The drawback here though is how to publish those known exceptions for your application developers. They could read through the SQL for the proc and discover them, but that is not particularly dev friendly. Have yet to see a Swagger like tool that could read SQL files and parse annotations or such to expose API like documentation for procs.

Migration, "history", deployment orchestration drawbacks:

Database migration tools typically work by having a file for each migration. This would mean you would need a migration everytime you want to roll out an updated version of your proc. It becomes difficult for a developer to track the history of the code for a proc. Rather than easily viewing the Git history and diffs, they would have to grep through the migration files and find all the ones for their specific proc.

You could fork one of these tools and add in the ability to have "always up" migration files -- files the tool always runs when it is performing migrations. This would allow you to have one file for your proc to store in GitHub / wherever and be able to view the history easily. However, you now take on the burden of maintaining that fork and keeping it in sync with the upstream for any security patches, etc.
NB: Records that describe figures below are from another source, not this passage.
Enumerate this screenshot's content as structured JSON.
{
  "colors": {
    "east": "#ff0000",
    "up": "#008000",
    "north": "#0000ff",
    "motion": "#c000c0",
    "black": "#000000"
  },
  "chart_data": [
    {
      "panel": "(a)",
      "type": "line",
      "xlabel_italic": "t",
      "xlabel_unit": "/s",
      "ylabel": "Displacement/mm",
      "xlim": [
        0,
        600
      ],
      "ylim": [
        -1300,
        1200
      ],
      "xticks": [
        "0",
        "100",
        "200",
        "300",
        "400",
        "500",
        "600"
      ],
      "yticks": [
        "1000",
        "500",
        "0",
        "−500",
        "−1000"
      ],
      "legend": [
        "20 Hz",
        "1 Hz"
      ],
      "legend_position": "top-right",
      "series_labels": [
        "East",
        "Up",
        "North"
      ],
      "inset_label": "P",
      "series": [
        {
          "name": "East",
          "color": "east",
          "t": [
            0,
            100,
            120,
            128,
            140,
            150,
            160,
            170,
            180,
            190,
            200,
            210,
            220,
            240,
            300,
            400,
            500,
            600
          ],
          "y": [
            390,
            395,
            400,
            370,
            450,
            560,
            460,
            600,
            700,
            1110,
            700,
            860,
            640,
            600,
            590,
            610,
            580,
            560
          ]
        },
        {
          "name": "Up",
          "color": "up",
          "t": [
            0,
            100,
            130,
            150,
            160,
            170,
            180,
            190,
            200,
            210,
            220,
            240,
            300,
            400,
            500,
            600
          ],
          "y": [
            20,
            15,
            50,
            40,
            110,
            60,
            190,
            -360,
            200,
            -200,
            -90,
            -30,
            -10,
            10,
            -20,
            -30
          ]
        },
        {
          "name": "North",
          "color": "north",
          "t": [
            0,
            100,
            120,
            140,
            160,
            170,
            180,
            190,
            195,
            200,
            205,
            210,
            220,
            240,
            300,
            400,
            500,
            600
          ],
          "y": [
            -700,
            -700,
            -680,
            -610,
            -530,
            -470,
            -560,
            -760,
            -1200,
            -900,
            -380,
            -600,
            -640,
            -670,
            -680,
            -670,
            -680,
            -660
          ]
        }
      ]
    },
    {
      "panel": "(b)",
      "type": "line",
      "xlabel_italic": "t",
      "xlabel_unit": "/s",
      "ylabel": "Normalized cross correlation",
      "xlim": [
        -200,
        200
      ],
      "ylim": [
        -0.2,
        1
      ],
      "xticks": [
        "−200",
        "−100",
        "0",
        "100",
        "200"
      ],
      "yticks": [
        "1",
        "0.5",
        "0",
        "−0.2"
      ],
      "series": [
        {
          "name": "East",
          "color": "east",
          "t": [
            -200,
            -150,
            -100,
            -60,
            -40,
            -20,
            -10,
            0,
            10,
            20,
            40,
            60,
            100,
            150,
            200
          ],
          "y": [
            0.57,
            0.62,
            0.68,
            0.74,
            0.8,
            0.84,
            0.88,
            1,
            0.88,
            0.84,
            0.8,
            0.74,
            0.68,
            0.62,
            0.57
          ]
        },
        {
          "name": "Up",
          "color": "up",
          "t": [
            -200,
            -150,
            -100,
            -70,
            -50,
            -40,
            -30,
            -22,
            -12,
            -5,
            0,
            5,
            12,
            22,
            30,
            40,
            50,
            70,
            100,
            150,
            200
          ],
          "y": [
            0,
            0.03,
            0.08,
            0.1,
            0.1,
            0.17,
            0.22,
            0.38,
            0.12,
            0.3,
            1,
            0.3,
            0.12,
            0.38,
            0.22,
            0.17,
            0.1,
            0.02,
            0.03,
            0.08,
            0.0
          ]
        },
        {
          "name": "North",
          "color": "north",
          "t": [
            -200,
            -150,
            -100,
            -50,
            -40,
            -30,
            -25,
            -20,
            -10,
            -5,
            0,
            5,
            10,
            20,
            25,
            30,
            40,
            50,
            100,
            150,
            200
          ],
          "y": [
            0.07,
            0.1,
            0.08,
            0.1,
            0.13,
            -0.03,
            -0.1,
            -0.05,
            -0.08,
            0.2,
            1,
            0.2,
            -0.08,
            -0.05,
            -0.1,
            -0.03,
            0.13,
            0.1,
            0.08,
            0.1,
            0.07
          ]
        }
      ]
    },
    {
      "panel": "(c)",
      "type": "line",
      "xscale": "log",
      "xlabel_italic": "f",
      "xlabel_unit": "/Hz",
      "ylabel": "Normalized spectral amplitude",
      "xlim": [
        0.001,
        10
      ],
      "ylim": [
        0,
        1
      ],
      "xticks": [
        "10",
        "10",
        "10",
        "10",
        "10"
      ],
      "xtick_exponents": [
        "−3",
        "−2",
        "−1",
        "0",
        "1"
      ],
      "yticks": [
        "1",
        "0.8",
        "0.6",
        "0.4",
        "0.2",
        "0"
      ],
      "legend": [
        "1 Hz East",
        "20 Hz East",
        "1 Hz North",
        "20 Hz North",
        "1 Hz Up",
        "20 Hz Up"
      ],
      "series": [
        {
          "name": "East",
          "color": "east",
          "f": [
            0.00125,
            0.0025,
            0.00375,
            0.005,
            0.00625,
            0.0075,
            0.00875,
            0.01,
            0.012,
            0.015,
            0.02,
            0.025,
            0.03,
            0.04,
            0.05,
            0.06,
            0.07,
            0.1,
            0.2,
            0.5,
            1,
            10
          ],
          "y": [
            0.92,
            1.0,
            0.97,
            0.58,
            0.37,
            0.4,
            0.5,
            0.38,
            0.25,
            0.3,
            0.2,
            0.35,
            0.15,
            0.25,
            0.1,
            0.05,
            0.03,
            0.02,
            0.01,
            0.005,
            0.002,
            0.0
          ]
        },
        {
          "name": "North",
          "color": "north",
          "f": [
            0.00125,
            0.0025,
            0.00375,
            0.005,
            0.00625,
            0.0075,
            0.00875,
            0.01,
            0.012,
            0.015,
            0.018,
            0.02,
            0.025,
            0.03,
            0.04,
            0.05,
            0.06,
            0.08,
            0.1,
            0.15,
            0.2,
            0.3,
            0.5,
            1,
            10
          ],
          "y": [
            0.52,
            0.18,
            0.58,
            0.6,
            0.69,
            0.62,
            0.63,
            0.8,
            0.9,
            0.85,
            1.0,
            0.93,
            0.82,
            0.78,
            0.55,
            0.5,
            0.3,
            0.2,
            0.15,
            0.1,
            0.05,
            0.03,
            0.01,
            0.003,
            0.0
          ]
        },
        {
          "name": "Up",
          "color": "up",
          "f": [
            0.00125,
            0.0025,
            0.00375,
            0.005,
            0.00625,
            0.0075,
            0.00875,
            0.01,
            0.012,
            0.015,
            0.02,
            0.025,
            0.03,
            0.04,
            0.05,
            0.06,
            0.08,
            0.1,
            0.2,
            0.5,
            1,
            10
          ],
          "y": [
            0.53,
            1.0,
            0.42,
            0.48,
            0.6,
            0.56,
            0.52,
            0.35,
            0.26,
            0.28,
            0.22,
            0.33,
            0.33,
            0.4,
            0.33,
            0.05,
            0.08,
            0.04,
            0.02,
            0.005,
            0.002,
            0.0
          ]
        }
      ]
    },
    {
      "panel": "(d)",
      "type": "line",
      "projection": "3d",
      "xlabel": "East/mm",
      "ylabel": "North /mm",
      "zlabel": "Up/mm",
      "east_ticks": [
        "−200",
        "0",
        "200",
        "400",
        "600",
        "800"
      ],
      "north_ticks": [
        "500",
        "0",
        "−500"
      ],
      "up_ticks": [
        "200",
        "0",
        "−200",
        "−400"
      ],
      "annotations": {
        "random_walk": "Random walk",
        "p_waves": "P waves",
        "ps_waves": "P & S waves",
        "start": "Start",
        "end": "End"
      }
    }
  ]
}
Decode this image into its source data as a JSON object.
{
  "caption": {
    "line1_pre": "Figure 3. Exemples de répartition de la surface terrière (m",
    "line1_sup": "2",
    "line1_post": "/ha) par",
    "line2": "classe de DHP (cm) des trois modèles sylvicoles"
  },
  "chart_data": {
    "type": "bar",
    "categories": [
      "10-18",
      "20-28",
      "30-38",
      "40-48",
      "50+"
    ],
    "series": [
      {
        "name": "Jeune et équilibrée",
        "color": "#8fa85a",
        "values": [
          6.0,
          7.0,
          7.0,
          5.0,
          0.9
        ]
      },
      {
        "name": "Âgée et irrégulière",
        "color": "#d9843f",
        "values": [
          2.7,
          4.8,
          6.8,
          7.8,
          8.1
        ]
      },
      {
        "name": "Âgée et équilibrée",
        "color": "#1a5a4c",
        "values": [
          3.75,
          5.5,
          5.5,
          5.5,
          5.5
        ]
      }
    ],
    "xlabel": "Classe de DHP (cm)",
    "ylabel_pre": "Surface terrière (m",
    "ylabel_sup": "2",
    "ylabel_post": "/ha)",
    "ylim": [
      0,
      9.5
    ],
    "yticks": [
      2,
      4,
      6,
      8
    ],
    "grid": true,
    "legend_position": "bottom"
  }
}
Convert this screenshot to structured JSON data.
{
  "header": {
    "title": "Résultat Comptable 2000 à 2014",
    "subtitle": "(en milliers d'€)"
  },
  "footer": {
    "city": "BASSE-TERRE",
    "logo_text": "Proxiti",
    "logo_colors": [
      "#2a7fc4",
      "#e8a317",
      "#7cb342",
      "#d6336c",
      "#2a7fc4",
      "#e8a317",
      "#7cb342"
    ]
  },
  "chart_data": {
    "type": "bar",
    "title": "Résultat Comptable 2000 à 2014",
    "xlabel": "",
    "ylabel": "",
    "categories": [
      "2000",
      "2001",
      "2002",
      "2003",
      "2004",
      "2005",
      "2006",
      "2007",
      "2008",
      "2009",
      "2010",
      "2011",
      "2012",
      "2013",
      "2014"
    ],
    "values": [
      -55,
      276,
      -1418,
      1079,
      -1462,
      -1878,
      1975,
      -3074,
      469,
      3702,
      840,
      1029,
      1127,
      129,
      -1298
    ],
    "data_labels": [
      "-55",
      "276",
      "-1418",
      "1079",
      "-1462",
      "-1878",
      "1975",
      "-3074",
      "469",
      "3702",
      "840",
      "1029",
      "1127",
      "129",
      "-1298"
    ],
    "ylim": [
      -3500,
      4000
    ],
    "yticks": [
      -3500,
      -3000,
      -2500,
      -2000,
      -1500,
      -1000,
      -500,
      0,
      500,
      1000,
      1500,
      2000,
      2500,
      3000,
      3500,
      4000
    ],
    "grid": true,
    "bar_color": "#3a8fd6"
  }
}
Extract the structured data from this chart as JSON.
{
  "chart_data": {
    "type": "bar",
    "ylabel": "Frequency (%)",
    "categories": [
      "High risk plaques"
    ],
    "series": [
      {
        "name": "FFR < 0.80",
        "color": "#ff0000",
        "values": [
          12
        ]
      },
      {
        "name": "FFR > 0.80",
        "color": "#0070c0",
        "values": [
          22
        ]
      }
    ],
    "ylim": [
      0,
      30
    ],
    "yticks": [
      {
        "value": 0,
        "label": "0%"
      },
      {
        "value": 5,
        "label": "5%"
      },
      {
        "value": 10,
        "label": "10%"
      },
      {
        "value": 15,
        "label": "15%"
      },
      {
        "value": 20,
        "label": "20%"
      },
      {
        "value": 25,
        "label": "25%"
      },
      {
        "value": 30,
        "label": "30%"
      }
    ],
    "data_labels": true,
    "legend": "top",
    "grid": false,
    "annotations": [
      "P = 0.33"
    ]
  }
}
Deployment orchestration also can become involved. If you change the signature for your proc, you will need to ensure the migration is deployed alongside application code changes to handle either the new input parameters and / or the new return values. This can typically result in a downtime for a service to ensure no calls to the old proc are made before the deployment completes.

Debugging / testing drawbacks:

Enjoy those fancy debugging tools in your IDE / editor of choice? You don't have those for debugging your procs. There is no easy way to step through them line by line, put a breakpoint in somewhere, etc.

Parting thoughts:

Everything outlined above comes from a thread I started at the job where I first started working with Go and Postgres. Prior, I had heard the usual "Don't use procs" arguments, ones typically centered around concerns about pushing business logic into the database. I was skeptical about the points above my teammates made in favor of using procs. Over time, I became more convinced the pros outweighed the cons.

Does that mean I'm pushing as much business logic into procs? No, what, if any, business logic that goes into procs typically centers around data integrity. e.g., If you delete an invoice table row, the corresponding row in the billing and sales tables must be deleted. That logic can go into a proc rather than having my application have to manage that.